Non-vegan ingredients to watch out for
Beeswax/E901
Butterfat/buttermilk/butteroil – commonly used in chocolate (including dark chocolate)
Casein – milk-derived
Ghee – clarified butter used in some Indian products such as naan bread
Honey – isn’t listed on allergy advice info
Lanolin – from sheep’s wool
Lactose – milk-derived. Often used as an additive in crisps and dips.
Shellac/E904 – insect secretions (strange but true), used as a glazing agent on some sweets and fruit
Whey – milk-derived
Non-vegan ingredients which are also unsuitable for vegetarians:
Carmine/cochineal/E120 – a red food dye made from crushed beetles
Fish oil – beware anything omega-3 enriched as they sometimes use fish rather than plant sources of omega-3.
Gelatine – made from animal bones and connective tissues
Rennet – calves’ stomach lining.
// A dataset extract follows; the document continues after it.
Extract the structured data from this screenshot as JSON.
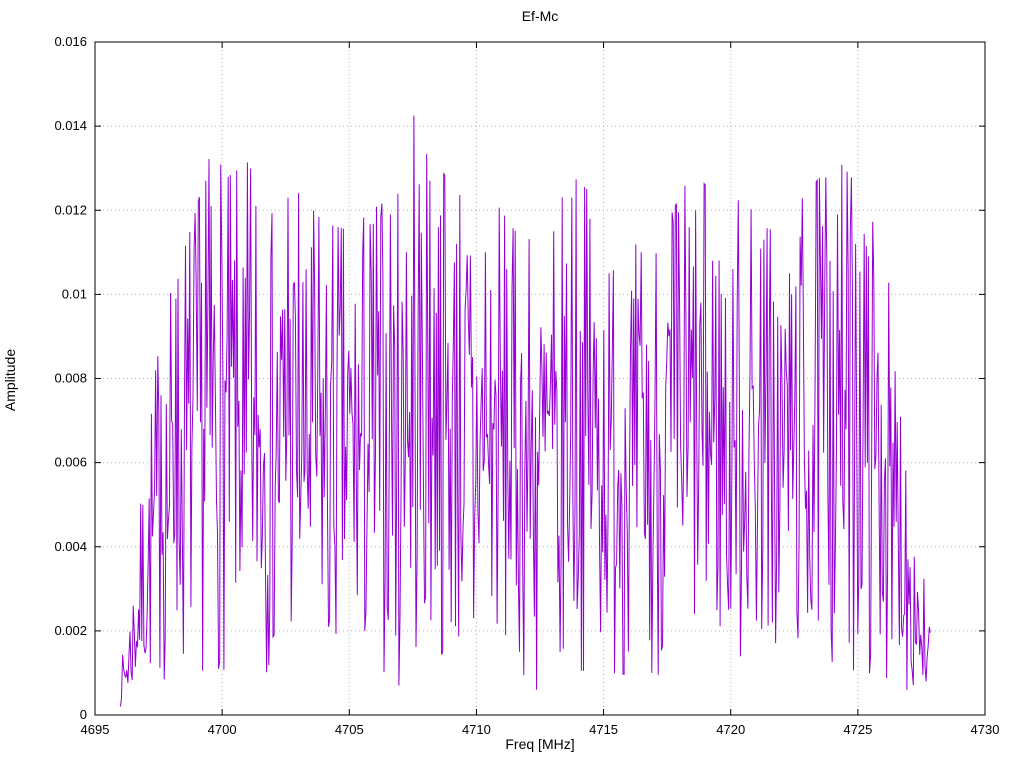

Its most common use is in cheese, so not usually an issue for vegans. This is the reason why not all cheese is suitable for vegetarians.
Additives and E-numbers
If you need to find out whether or not a specific additive or E-number is suitable for vegans, Food-Info.net (a project run by Wageningen University, Netherlands) have a very useful page about additives which are or may be of animal origin. Not recommended for casual reading.
Multilingual label reading
Food-Info.net also produce bilingual allergy dictionaries which are free to download and list the names of many non-vegan food products, which could be handy for vegans travelling or living abroad.